When Obama leaves for Oslo, Norway, on Wednesday to be lauded for his style of international diplomacy, he goes knowing that the American people are more concerned about something else: peace of mind.

The economy has left millions of them hurting. The mood of the country is dispirited — more people than not think the nation is going in the wrong direction — and soothing news is tough to find. Unemployment is in double digits even as the bleeding of jobs has slowed.

Meanwhile, the memory is only days old of Obama’s address at West Point, N.Y., where he told Army cadets and the rest of the world that he was escalating the war in Afghanistan to stabilize it and then try to end it.

All that is the backdrop for the imagery the world is about to see: an American president to be toasted for peace, awarded a storied Nobel medal, treated to a torch-lit procession and feted at a banquet filled with people in tuxedos and gowns.

The reaction back home could be delicate. A Gallup poll after Obama won the award in October found 61 percent of Americans did not think he deserved it.

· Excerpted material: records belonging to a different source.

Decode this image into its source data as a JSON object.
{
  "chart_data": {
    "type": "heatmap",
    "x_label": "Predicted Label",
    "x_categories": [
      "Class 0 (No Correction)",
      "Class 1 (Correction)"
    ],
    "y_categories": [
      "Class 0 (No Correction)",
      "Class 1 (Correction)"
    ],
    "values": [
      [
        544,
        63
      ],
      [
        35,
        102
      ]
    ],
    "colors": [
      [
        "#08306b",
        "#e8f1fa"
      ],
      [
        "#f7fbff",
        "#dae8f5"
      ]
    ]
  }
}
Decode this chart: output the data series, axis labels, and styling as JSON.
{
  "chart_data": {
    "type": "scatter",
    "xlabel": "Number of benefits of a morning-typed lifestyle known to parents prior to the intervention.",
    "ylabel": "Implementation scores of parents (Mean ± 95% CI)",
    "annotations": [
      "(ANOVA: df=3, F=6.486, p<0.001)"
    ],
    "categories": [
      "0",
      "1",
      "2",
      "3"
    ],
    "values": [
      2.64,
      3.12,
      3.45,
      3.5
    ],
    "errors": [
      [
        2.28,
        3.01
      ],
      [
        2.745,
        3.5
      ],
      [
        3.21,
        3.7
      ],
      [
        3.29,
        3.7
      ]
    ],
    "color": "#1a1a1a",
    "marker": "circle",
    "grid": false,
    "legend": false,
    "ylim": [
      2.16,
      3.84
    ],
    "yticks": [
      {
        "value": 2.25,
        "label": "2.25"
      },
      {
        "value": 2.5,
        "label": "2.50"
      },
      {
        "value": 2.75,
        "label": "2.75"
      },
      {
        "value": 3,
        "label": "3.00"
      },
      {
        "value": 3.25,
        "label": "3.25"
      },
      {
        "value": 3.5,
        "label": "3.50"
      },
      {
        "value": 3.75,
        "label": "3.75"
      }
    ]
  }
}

This could be a moment of American pride, but the White House reaction has been restrained. Obama will be in and out of Oslo in about a day.

As for the award, Obama says it’s not really about him.

On the morning eight weeks ago when the news caught the world by surprise, Obama called it an affirmation of American leadership “on behalf of aspirations held by people in all nations.”

But the Nobel committee says the award is, in fact, about Obama.

The reaction was so loud — joyous, critical, bewildered — that panel members broke their usual silence to defend their unanimous selection.

“Alfred Nobel wrote that the prize should go to the person who has contributed most to the development of peace in the previous year,” said the committee chairman, Thorbjorn Jagland. “Who has done more for that than Barack Obama?”

In choosing Obama, the panel cited his work toward a world free of nuclear weapons, for a more engaged U.S. role in combating global warming, for his support of the United Nations and multilateral diplomacy, and for broadly capturing the attention of the world and giving its people “hope.”

Clearly, the award meant to promote those efforts as much as reward them. Obama was in office 12 days when the nomination deadline hit. He was in office less than nine months when he was named a Nobel laureate.